Ada Lovelace: Existence

Ada Lovelace was English mathematician, considered the first computer programmer. Explore interesting quotes on existence.
Ada Lovelace: 16   quotes 9   likes

“God has not given to us (in this state of existence) more than very limited powers of expression of one's ideas and feelings”

Context: Circumstances have been such, that I have lived almost entirely secluded for some time. Those who are much in earnest and with single minds devoted to any great object in life, must find this occasionally inevitable.... You will wonder at having heard nothing from me; but you have experience and candour enough to perceive and know that God has not given to us (in this state of existence) more than very limited powers of expression of one's ideas and feelings... I shall be very desirous of again seeing you. You know what that means from me, and that it is no form, but the simple expression and result of the respect and attraction I feel for a mind that ventures to read direct in God's own book, and not merely thro' man's translation of that same vast and mighty work.

In a letter to Andrew Crosse, as quoted in Eugen Kölbing's Englische Studien, Volume 19 https://archive.org/stream/englischestudien19leipuoft#page/157/mode/1up (1894), Leipzig; O.R. Reisland, "Byron's Daughter", p. 157.

“I do not regret the sufferings and peculiaties of my physical constitution. They have taught me, and continue to teach me, that which I think nothing else could have developed. It is a force and control put upon me by Providence which I must obey. And the effects of this continual disciple of facts are mighty. They tame the in the best sense of that word, and they fan into existence a pure, bright, holy, unselfish flame within that sheds cheerfulness and light on many.”
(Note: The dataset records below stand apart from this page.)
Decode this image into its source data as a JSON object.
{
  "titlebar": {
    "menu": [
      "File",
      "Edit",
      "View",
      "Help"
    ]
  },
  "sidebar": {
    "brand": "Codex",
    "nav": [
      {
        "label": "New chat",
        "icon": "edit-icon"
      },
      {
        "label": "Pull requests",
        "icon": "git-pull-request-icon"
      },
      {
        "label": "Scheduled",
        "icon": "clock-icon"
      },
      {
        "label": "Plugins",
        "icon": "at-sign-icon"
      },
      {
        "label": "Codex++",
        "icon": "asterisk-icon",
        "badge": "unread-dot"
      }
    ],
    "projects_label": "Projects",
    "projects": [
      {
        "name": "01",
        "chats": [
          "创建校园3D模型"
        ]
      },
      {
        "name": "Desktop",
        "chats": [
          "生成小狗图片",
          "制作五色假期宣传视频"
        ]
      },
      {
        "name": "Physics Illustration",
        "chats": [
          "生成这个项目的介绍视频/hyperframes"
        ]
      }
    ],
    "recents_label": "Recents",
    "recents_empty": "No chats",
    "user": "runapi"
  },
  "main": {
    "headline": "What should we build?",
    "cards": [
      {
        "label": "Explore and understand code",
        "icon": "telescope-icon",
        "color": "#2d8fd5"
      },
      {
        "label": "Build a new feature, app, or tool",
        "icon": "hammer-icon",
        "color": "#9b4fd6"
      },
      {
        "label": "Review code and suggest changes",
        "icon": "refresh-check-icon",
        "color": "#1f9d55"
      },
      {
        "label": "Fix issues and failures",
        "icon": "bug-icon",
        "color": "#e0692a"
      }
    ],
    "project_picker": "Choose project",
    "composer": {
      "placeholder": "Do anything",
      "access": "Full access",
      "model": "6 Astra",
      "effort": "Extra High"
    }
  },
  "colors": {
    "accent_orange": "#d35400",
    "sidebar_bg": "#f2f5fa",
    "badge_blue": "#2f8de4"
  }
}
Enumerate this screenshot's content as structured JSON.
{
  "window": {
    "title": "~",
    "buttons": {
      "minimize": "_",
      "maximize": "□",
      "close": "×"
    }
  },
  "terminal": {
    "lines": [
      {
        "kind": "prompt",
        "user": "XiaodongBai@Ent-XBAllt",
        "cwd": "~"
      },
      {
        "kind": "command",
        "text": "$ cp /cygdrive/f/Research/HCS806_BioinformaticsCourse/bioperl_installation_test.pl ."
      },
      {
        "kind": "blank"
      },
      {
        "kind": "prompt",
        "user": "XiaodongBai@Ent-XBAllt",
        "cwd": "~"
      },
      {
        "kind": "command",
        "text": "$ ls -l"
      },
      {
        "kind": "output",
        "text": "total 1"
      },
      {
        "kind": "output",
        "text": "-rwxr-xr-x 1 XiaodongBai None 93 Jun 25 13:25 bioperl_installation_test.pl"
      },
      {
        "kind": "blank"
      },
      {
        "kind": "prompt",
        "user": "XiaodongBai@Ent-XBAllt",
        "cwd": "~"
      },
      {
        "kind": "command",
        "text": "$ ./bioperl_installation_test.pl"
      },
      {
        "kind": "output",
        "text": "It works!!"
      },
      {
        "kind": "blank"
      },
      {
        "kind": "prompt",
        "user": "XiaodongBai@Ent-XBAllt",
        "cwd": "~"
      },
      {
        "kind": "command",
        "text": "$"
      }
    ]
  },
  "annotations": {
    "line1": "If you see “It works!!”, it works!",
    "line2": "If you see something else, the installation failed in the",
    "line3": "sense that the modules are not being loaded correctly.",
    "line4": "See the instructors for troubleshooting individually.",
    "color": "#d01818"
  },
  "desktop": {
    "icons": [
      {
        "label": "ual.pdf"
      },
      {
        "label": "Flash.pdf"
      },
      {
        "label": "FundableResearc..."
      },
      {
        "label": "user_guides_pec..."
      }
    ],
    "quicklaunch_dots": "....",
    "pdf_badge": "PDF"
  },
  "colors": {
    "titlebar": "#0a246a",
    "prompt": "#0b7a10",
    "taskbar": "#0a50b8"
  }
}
In a letter to Andrew Crosse, as quoted in Eugen Kölbing's Englische Studien, Volume 19 https://archive.org/stream/englischestudien19leipuoft#page/158/mode/1up (1894), Leipzig; O.R. Reisland, "Byron's Daughter", p. 158.
Context: With all my wiry power and strength, I am prone at times to bodily sufferings, connected chiefly with the digestive organs, of no common degree or king. I do not regret the sufferings and peculiaties of my physical constitution. They have taught me, and continue to teach me, that which I think nothing else could have developed. It is a force and control put upon me by Providence which I must obey. And the effects of this continual disciple of facts are mighty. They tame the in the best sense of that word, and they fan into existence a pure, bright, holy, unselfish flame within that sheds cheerfulness and light on many.
— Ever yours truly. "A. A. Lovelace."